The sensor I assume is a Hall transistor-type arrangement - it takes 12V supply, a 6V pulled-up signal line and ground. On detection, it pulls the 6V to ground. I've measured the short-circuit current on the signal line to be 20mA.
The "computer" on the other side reads the low signal and can work with a bit of headroom, but I assume it needs to be down to at least 2-3V in order for the signal to register reliably.
I want to design a very simple circuit that raises the input impedance on the sensor side and provides a low impedance (>20mA) on the "computer" side. That is, the circuit should provide a 6V (Vcc/2) signal line with about 10k of impedance, and when that voltage falls below 5V (~Vcc/2.5) it should drive the output side low as well. Inverted should also be fine, as far as I can tell.
I already had an LM324 window comparator built before I knew how the circuit actually behaves.

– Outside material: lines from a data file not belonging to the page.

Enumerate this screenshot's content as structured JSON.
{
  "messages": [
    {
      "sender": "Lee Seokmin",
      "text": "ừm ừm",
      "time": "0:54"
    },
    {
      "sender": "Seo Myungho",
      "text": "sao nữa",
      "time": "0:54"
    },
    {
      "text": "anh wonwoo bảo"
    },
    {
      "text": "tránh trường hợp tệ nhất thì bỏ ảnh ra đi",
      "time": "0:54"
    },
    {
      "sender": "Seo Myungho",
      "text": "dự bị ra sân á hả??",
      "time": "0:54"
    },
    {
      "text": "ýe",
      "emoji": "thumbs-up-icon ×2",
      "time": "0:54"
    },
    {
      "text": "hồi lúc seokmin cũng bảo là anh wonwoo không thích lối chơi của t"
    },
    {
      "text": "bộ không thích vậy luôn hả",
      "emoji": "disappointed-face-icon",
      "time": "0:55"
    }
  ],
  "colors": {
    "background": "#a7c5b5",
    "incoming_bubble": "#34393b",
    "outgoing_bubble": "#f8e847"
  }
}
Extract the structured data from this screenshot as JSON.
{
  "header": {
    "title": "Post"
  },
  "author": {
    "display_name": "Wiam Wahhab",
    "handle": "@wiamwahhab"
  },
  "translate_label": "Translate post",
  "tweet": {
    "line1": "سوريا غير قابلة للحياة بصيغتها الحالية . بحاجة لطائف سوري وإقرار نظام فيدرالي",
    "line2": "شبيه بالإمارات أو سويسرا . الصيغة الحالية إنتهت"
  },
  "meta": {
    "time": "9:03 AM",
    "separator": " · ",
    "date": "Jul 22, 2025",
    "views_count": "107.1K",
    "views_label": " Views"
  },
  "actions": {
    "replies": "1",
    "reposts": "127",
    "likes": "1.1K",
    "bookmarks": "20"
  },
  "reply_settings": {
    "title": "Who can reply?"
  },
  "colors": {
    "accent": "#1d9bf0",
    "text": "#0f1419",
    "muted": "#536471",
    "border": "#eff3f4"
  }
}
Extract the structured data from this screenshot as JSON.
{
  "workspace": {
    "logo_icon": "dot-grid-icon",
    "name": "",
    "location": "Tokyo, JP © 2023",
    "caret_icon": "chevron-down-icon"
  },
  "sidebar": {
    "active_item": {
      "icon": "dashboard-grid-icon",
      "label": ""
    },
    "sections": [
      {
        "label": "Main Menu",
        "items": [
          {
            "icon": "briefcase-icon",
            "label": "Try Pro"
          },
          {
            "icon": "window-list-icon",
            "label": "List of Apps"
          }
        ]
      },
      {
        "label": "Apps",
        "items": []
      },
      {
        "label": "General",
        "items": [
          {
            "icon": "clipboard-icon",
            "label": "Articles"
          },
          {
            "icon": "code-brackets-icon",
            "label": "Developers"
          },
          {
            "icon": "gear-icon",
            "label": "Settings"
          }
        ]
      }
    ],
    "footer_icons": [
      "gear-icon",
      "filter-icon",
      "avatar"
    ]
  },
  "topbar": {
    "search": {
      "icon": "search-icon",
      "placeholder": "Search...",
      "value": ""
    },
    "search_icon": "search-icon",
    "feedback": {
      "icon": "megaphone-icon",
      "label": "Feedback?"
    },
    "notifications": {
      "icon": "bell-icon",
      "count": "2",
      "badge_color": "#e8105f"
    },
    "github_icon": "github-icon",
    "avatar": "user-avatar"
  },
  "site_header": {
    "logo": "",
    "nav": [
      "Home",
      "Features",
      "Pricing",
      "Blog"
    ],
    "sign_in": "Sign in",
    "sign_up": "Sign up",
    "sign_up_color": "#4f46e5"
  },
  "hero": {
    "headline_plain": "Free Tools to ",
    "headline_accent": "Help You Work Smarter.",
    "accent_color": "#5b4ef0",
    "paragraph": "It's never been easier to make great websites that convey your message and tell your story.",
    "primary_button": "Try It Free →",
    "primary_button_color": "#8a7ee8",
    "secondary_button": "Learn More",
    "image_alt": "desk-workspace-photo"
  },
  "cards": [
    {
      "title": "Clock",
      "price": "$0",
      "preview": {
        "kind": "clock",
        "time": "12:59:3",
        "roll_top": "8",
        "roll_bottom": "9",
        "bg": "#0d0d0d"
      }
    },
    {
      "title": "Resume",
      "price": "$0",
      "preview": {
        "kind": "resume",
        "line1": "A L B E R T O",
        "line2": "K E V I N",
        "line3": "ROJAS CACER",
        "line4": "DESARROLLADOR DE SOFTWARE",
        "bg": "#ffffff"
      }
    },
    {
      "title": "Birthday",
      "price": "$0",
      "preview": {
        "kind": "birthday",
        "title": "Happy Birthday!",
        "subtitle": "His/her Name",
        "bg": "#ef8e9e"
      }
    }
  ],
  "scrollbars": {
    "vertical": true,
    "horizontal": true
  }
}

However I don't like the fact that it feeds 12V on the signal line, computer side. I could add a diode to allow only pull-down, or set the Vcc to 6V for the LM324, but the component count is already high. Also three gates are unused.
I could try a 2N222 common-emitter circuit but from my calculation it seems that the gain is too low. Maybe a Darlington would work?
The last idea, which I would like to avoid, is to just use an ATTiny85 board (have a few of those), reading the ADC through a large resistor, pulling the output line low if it goes below a threshold. This is a minimal part solution since it already has a regulator in place and would only need a diode on the output and a resistor (>25k) on the input. Edit: won't work, the ATTiny will see 6-7V on its output pin.
Edit: I've measured that the sensor can source 4mA to ground, assume it also sinks around that value. Likely the computer can work with 5-10mA (since it works sporadically), but targeting 20mA just to be safe. It needs a pullup. Can't seem to shake the feeling that this sounds like DTL / TTL.